PERFORMANCE AT THE SERVICE OF THE GENEROUS CITY
The equation could seem disturbing: a bridge building that crosses the railway tracks on 58 meters span : It is not. The structural feature is liberating!
The crossing allows to create unique spaces, freeing the offices from the constraint of the frame, freeing the user from the spatial norm of the work. The structure fixes the large spans but frees at the same time all the posed or suspended spaces which are associated there. The city offers itself as a magnificent field of view from the offices and their extensions.
According to the orientations of the panorama of the13th arrond issement and at the North the one of the Parc de Bercy, the panoptic view from the offices and terraces enter in the work place as a condition of a renovated organization. We propose with this project to set a dialogue between city and work. Pleasure of the place, pleasure to stay there, pleasure to live there.
The conditions of this recovered urbanity are composed at all scales: -
From the distant horizon of Bercy Park, between the BNF towers or down-dive from the rue du Chevaleret, level line, urban dock joining the top 13th arrondissement to the banks of the Seine.
From the Avenue de France, the corridor of aligned buildings opens here, to the sky above the building of cinemas since the planted promenade is the garden which penetrates inside the volumes in balance to offer the “internal courtyard “. The garden evokes the presence of the basement, it is not on slab but in the thickness of the soil to emerge from the heart of the crossing structure and flush with the passerby before joining vertically the terraces superimposed.
To evoke the abstraction of soil, we give it a gardenedness. This idea of a landscape environment is everywhere in the project, on all the terraces : everywhere accessible, everywhere participating in new conditions to live the place and the building. From the streets, the passerby is a resident, he can benefit from the building as a filter space but welcoming, in dialogue with the city.

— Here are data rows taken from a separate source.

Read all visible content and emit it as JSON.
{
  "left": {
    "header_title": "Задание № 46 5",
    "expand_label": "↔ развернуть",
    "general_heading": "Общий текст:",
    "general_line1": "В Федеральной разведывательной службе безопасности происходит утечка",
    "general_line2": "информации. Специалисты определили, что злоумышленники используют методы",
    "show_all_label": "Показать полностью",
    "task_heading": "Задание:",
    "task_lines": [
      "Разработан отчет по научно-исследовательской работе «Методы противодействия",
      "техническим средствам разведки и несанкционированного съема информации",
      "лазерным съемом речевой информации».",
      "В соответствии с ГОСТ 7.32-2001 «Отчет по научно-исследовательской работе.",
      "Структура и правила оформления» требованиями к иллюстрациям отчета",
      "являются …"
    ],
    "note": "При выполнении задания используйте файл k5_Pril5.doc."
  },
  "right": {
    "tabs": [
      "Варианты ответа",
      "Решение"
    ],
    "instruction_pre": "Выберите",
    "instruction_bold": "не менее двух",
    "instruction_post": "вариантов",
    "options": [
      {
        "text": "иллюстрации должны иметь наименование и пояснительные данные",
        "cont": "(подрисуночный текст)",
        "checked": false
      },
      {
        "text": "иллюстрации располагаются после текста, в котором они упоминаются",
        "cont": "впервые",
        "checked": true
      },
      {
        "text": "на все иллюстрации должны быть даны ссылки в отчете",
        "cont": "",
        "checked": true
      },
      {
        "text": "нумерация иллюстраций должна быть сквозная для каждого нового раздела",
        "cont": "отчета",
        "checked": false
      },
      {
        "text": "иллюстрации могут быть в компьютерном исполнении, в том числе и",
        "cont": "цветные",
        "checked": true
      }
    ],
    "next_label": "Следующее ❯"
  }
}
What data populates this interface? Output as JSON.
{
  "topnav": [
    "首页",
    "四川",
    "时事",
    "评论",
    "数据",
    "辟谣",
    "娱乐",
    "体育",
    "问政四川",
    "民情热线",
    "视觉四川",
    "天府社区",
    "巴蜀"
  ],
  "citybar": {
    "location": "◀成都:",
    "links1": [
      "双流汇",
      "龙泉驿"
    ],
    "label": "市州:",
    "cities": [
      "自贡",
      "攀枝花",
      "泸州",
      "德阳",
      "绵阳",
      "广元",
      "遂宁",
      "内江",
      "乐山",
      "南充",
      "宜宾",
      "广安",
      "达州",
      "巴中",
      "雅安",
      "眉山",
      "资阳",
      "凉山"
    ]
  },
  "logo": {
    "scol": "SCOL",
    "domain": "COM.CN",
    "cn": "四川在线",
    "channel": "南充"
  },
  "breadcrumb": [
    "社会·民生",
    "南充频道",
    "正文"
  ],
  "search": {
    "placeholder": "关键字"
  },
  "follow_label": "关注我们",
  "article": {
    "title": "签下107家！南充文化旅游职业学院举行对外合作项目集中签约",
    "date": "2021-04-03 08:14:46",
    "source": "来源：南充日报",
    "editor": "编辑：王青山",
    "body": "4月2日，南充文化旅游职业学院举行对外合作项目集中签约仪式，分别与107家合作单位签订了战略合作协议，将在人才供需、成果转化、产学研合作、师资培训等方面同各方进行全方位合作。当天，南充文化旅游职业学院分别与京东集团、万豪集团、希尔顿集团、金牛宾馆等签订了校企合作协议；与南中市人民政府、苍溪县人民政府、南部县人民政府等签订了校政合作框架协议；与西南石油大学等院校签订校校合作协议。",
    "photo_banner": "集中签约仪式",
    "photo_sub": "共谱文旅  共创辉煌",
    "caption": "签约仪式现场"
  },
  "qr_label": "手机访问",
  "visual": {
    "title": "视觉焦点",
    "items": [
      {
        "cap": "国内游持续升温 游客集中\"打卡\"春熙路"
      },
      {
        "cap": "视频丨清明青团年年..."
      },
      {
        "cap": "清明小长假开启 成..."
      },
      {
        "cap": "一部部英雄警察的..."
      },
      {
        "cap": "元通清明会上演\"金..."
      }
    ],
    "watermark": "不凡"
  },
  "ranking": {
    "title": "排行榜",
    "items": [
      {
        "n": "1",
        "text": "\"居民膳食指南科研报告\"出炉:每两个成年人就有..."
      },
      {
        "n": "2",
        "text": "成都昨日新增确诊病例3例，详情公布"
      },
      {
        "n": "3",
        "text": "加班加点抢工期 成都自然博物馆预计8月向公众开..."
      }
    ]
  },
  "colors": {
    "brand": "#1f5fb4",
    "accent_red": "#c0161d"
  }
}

The project that we propose is generous:
- generous in its way of sharing the place,
- generous in its way of offering the city and its way to be offered on all scales, always changing according to the orientations.
- generous in its way of offering new conditions of living in the workplace. We propose to take advantage of the constraint of the railways not to create a “tabula nova” absent from the territory, a slab on which would be built a building indifferent to the initial conditions.
We show here how these conditions are fertile.